At every turn, the film cues up riffs all but guaranteed to release dopamine into the listener's brain (Rocky, The Pink Panther, The Good, The Bad and the Ugly), doubly so when attached to many of the most indelible (and rewatched) sequences in cinema. And there are useful insights into the nuts-and-bolts composition and recording of such scores: Alexandre Desplat observes that orchestras in London generate a softer sound than their L.A. equivalents. (Is that because they're further away from the studios, hence notionally more relaxed?
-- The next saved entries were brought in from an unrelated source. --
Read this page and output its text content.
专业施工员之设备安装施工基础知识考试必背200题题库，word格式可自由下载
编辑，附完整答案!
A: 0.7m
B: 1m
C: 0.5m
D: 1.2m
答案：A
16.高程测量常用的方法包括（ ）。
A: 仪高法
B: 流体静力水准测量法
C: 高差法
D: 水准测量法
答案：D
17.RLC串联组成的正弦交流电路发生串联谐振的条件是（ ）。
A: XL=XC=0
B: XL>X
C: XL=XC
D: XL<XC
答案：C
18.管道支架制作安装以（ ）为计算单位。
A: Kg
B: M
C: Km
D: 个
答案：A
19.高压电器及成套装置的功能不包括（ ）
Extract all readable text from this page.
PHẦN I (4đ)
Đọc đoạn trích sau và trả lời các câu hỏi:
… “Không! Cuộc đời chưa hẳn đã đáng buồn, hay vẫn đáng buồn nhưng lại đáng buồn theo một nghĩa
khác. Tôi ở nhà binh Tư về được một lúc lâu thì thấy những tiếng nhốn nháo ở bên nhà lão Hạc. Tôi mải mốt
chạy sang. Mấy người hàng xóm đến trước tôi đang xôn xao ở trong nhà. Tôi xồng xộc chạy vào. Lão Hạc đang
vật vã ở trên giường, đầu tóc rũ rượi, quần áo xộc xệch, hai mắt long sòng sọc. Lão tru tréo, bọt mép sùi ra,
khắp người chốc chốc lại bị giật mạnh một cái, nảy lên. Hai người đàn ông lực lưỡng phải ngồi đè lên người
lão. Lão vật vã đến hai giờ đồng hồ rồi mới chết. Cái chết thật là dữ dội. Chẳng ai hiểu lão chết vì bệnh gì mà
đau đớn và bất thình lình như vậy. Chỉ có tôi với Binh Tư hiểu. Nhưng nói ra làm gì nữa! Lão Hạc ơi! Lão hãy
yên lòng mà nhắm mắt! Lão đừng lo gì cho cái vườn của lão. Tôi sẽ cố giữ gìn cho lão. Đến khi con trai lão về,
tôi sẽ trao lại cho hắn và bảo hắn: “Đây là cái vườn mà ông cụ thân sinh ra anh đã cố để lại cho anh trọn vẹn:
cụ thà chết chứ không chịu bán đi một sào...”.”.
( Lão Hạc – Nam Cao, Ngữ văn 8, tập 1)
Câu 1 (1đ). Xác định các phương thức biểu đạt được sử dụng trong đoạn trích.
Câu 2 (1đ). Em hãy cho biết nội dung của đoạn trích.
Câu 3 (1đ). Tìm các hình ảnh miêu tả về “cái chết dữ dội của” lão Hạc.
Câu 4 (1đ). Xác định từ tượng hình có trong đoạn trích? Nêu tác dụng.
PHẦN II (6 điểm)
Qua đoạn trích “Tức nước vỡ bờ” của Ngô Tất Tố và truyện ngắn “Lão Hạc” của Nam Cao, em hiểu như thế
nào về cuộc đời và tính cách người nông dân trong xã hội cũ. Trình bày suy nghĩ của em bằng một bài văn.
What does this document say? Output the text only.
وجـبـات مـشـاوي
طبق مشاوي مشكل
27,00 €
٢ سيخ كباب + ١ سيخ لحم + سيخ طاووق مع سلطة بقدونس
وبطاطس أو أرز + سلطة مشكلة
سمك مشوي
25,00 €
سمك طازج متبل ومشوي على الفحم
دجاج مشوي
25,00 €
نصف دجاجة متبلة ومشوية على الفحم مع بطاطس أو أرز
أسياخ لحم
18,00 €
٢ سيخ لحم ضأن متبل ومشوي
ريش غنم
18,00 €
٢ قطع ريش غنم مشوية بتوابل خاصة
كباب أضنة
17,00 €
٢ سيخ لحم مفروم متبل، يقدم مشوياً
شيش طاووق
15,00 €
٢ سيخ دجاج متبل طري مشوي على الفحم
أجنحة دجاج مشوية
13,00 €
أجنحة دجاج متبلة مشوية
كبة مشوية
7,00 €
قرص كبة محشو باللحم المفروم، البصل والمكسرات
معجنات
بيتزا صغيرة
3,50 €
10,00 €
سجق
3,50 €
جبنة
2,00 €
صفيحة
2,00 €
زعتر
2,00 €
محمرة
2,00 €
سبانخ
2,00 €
Score is pretty good on the pressures that come with composing for film in its current, corporate state: Elliot Goldenthal notes how agonising it is to enter a subway and see his name on a poster for some much-trumpeted future release, knowing he hasn't yet completed his work - a reminder that scores are generally added late in the day, after the images are settled upon.) 

One limitation, and it's a major one, given that definitive subtitle: Morricone aside (tellingly billed as the man behind Once Upon a Time in America, The Mission and The Hateful Eight), there is next to nothing on non-American cinema, which means no mention of Jacques Demy's collaborations with Michel Legrand, zip on A.R. Rahman and Bollywood. Instead, we get a long segment on John Williams - deserved, given he's one of a small handful of composers the man on the street could identify (from that Imperial March alone) - Mark Mothersbaugh telling us how he wrote the Rugrats theme (which isn't really cinema) on a toy piano, and bits on the Transformers and Fast & Furious sequels that really only point up the dearth of imagination in modern blockbuster scoring. (One score clanks like a robot; the other revs like an engine.) Fine, but there's a touch of the Thomas Edisons about its editorial line: other sound systems are and have been available, so long as you keep your ears open.

Score: Cinema's Greatest Soundtracks is streaming via the BBC iPlayer, and available on DVD (as Score: A Film Music Documentary) through Dogwoof.